You don't have to think of it as suicide, just know the connection is perfectly within reason.
the sprit to endure and continue no matter what 🫶
Indeed 🧡
He writes like a fallen angel.
such intense hurting
This is my mantra. Wonderfully expressed.
Such power. Full of fight. Not flight.
Love, Light, and Peace
🕊❤🕊
He was clearly searching for strength in the face of pain. 🙏😔
Yes, I read it that way also.
Sitting fully in it all the time. We can only take one day at a time.
😭 feel this. Deeply.
Sad and defiant at the same time. No one can know the awfulness of another's pain. We do what we can.

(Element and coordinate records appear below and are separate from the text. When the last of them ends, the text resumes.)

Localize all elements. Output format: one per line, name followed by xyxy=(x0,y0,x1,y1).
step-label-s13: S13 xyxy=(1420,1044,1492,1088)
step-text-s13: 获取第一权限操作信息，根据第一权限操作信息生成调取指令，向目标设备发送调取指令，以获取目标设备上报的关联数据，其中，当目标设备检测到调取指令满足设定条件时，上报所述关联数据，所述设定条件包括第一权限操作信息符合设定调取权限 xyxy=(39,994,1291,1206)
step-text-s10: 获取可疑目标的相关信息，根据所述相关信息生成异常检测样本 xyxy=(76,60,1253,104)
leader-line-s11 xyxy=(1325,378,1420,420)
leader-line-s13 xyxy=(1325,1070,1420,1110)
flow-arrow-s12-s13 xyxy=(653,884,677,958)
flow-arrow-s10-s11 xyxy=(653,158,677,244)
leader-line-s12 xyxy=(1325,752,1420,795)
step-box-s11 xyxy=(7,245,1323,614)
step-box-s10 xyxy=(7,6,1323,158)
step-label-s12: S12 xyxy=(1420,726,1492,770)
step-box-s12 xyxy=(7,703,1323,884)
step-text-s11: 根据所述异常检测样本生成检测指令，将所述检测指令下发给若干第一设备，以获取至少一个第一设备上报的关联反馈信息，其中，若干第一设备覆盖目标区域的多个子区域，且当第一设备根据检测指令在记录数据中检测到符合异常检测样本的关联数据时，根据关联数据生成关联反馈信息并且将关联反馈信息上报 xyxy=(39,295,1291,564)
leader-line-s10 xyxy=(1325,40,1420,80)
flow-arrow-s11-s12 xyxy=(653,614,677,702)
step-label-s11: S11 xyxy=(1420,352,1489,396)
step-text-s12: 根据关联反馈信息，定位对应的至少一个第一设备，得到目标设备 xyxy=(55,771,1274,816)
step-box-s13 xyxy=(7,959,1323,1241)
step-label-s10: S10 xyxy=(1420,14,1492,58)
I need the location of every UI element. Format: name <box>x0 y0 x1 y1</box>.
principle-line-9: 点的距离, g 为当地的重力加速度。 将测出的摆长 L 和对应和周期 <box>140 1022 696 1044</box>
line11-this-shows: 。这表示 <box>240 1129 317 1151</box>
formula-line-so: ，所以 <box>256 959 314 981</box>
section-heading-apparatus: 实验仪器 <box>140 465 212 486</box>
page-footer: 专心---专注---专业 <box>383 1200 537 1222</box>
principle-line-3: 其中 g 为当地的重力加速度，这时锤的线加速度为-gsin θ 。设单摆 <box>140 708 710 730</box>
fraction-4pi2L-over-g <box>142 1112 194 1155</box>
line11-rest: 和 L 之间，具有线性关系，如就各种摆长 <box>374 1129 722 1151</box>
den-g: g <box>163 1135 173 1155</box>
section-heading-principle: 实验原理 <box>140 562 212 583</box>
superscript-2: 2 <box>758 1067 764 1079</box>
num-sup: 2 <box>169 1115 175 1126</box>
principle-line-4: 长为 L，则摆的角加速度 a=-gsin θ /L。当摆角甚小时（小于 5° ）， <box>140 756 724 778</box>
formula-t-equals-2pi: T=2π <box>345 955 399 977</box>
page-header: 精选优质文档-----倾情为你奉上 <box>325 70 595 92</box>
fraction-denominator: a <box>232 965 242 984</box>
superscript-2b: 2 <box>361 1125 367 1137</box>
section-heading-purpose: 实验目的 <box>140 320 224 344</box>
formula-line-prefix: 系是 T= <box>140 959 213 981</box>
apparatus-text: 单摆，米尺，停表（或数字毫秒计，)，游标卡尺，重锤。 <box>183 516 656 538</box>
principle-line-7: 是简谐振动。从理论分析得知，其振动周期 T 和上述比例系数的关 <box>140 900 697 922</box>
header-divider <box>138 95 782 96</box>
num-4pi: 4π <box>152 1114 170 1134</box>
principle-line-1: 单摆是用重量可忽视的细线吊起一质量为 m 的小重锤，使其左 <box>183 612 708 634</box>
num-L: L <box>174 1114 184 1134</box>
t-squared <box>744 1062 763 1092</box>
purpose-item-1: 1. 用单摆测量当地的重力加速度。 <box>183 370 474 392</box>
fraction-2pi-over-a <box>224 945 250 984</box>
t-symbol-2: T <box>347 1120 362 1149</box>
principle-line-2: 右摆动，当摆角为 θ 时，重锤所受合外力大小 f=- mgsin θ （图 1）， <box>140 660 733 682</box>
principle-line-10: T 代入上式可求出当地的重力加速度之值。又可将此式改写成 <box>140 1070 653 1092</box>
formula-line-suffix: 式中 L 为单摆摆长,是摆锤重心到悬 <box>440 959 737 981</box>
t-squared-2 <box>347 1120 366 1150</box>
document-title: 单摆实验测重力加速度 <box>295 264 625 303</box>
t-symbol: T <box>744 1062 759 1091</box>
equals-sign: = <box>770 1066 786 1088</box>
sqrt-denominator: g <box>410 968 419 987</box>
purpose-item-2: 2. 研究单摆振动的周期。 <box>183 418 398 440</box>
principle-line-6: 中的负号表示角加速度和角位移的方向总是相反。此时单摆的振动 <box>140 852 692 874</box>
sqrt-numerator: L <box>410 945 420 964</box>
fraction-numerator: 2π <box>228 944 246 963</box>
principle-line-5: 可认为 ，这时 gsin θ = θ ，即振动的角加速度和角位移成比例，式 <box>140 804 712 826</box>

Thank you so much for posting and generally for the invaluable public service you provide here! William's understood " “It is difficult
to get the news from poems
yet men die miserably every day
for lack
of what is found there.”
David Lerner. What an astonishing refreshing poet I've never heard of! Found this by him on poetry foundation
"hatred is just love with a chip on its shoulder
a chip as big as the Ritz
and heavier than
all the bills I’ll never pay
because they’re after us
they’re selling radioactive charm bracelets"
Man, you feel the white knuckling in his whole psyche reading this.
Damn. I needed to read that this morning. Thanks
It is indeed not an option; let's just power through it:))
Great poem; thank you for posting. (I decided in the 1980s that suicide was not an option because I couldn't do it to my children, and my mother).
Excellent encapsulation of imagery which is not only very raw and relatable but goes far to develop a sense of empathy for those going through such an ordeal.
So relevant during suicide prevention month…thank you.